Lisa Wardell

Lisa explains that you do not need to be a CEO to get on a public company board. She was a COO when she joined her first public board in 2008. Boards now understand the value of other positions, skills, and qualities beyond just being a CEO. She joined her first board because she had Washington ties and M&A experience, which the company needed. She wanted to join boards to help companies pursuing missions she cared about, like education, and to understand how boards think about CEO succession and what makes a good board member or CEO.

Effective directors listen more than they talk. They understand power dynamics and defer to others when appropriate. They make an effort to build relationships with the CEO and fellow directors outside of formal meetings. Lisa used her finance and legal/compliance expertise to contribute in the boardroom. As a newer, younger director, she established herself by persisting when she knew she was right about issues like improper M&A financing plans. Directors need to believe they belong rather than second-guess themselves.
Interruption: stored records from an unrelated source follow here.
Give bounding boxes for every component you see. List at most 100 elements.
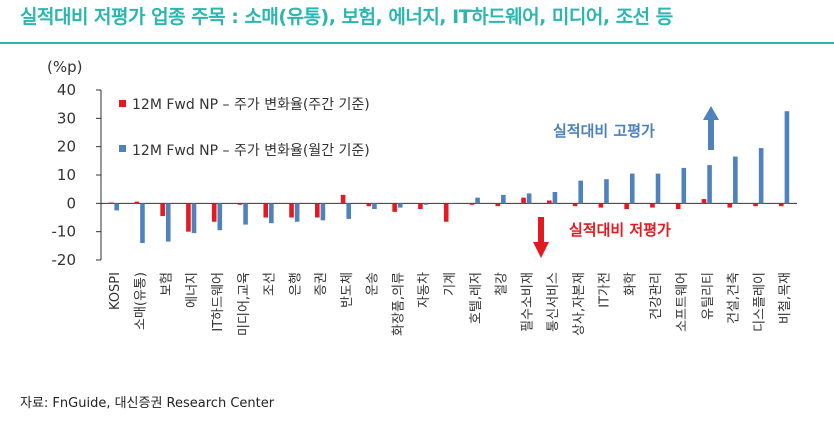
- bar-weekly: [392, 203, 397, 212]
- category-label: 디스플레이: [752, 272, 767, 332]
- bar-weekly: [727, 203, 733, 208]
- category-label: 미디어,교육: [237, 272, 252, 336]
- legend-weekly-swatch: [119, 100, 126, 107]
- chart-title: 실적대비 저평가 업종 주목 : 소매(유통), 보험, 에너지, IT하드웨어…: [20, 6, 673, 28]
- bar-weekly: [547, 200, 552, 204]
- overvalued-arrow-head: [703, 106, 719, 120]
- category-label: 소프트웨어: [675, 272, 690, 332]
- category-label: 비철,목재: [778, 272, 793, 324]
- bar-weekly: [598, 203, 604, 208]
- bar-monthly: [758, 148, 764, 204]
- y-axis-unit: (%p): [47, 58, 82, 76]
- bar-weekly: [624, 203, 629, 209]
- category-label: 반도체: [340, 272, 355, 308]
- bar-monthly: [475, 197, 480, 204]
- y-axis: (%p) 40 30 20 10 0 -10 -20: [47, 58, 797, 269]
- bar-weekly: [753, 203, 758, 207]
- bar-monthly: [681, 167, 687, 204]
- bar-monthly: [320, 203, 326, 221]
- bar-weekly: [650, 203, 655, 208]
- bar-monthly: [217, 203, 223, 231]
- bar-monthly: [629, 173, 635, 204]
- bar-weekly: [366, 203, 372, 207]
- overvalued-arrow-shaft: [708, 120, 714, 150]
- category-label: 운송: [366, 272, 381, 296]
- category-labels: KOSPI 소매(유통) 보험 에너지 IT하드웨어 미디어,교육 조선 은행 증권 반도체 운송 화…: [108, 272, 793, 336]
- bar-weekly: [701, 199, 707, 204]
- source-note: 자료: FnGuide, 대신증권 Research Center: [20, 396, 275, 411]
- bar-monthly: [294, 203, 300, 222]
- category-label: IT가전: [598, 272, 613, 308]
- bar-monthly: [191, 203, 197, 234]
- category-label: IT하드웨어: [211, 272, 226, 332]
- undervalued-annotation: 실적대비 저평가: [533, 217, 671, 258]
- bar-weekly: [315, 203, 320, 218]
- overvalued-annotation: 실적대비 고평가: [553, 106, 719, 150]
- category-label: 호텔,레저: [469, 272, 484, 324]
- bar-monthly: [269, 203, 274, 224]
- overvalued-label: 실적대비 고평가: [553, 122, 655, 140]
- bar-monthly: [372, 203, 377, 209]
- bar-weekly: [340, 194, 346, 204]
- category-label: 건설,건축: [727, 272, 742, 324]
- bar-monthly: [346, 203, 351, 219]
- bar-weekly: [237, 203, 243, 205]
- bar-monthly: [243, 203, 248, 225]
- y-tick-label: 30: [57, 109, 76, 127]
- bar-monthly: [578, 180, 583, 204]
- bar-weekly: [443, 203, 449, 222]
- category-label: 조선: [263, 272, 278, 296]
- bar-weekly: [134, 201, 140, 204]
- bar-monthly: [449, 203, 455, 205]
- category-label: 유틸리티: [701, 272, 716, 320]
- bar-weekly: [186, 203, 191, 232]
- bar-monthly: [165, 203, 171, 242]
- category-label: 보험: [159, 272, 174, 296]
- bar-weekly: [160, 203, 165, 217]
- bar-monthly: [114, 203, 119, 211]
- undervalued-label: 실적대비 저평가: [569, 221, 671, 239]
- y-tick-label: -20: [52, 251, 77, 269]
- bar-monthly: [397, 203, 403, 208]
- legend-monthly-label: 12M Fwd NP – 주가 변화율(월간 기준): [132, 143, 370, 159]
- bar-monthly: [501, 194, 506, 204]
- category-label: KOSPI: [108, 272, 123, 310]
- bar-weekly: [211, 203, 217, 222]
- category-label: 자동차: [417, 272, 432, 308]
- bar-monthly: [655, 173, 661, 204]
- y-tick-label: 40: [57, 81, 76, 99]
- bar-chart: (%p) 40 30 20 10 0 -10 -20 KOSPI 소매(유통) 보험 에너지 IT하드…: [47, 58, 797, 336]
- y-tick-label: 10: [57, 166, 76, 184]
- category-label: 기계: [443, 272, 458, 296]
- bar-weekly: [108, 202, 114, 204]
- bar-weekly: [495, 203, 501, 207]
- bars: [108, 111, 790, 243]
- category-label: 상사,자본재: [572, 272, 587, 336]
- category-label: 소매(유통): [134, 272, 149, 330]
- category-label: 증권: [314, 272, 329, 296]
- category-label: 필수소비재: [520, 272, 535, 332]
- category-label: 화장품,의류: [391, 272, 406, 336]
- bar-monthly: [526, 193, 532, 204]
- bar-weekly: [289, 203, 294, 218]
- y-tick-label: 20: [57, 138, 76, 156]
- bar-monthly: [604, 179, 609, 204]
- bar-weekly: [418, 203, 423, 209]
- category-label: 건강관리: [649, 272, 664, 320]
- y-tick-label: 0: [66, 194, 76, 212]
- bar-monthly: [552, 192, 558, 204]
- bar-monthly: [733, 156, 738, 204]
- bar-weekly: [521, 197, 526, 204]
- bar-weekly: [263, 203, 269, 218]
- bar-monthly: [423, 203, 429, 205]
- bar-weekly: [572, 203, 578, 207]
- legend-monthly-swatch: [119, 145, 126, 152]
- title-underline: [0, 42, 834, 44]
- category-label: 에너지: [185, 272, 200, 308]
- bar-monthly: [707, 165, 712, 204]
- bar-weekly: [469, 203, 475, 205]
- legend: 12M Fwd NP – 주가 변화율(주간 기준) 12M Fwd NP – …: [119, 97, 370, 159]
- legend-weekly-label: 12M Fwd NP – 주가 변화율(주간 기준): [132, 97, 370, 113]
- bar-monthly: [784, 111, 790, 204]
- bar-monthly: [140, 203, 145, 243]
Lisa tries to identify dysfunction and information asymmetry issues when evaluating boards, through questions about committee structure, succession planning, and access to management. She says you can’t assume affinity based on demographics – shared mission and values matter more. Aspiring directors should comply with formal norms in the boardroom rather than assume they can bring their “whole selves” from other contexts without conforming somewhat. Lisa remains optimistic
that Black and other minority representation on boards will continue growing, not because times have changed but because multiple diverse directors per board has normalized it. Term/age limits for directors could also open up more seats.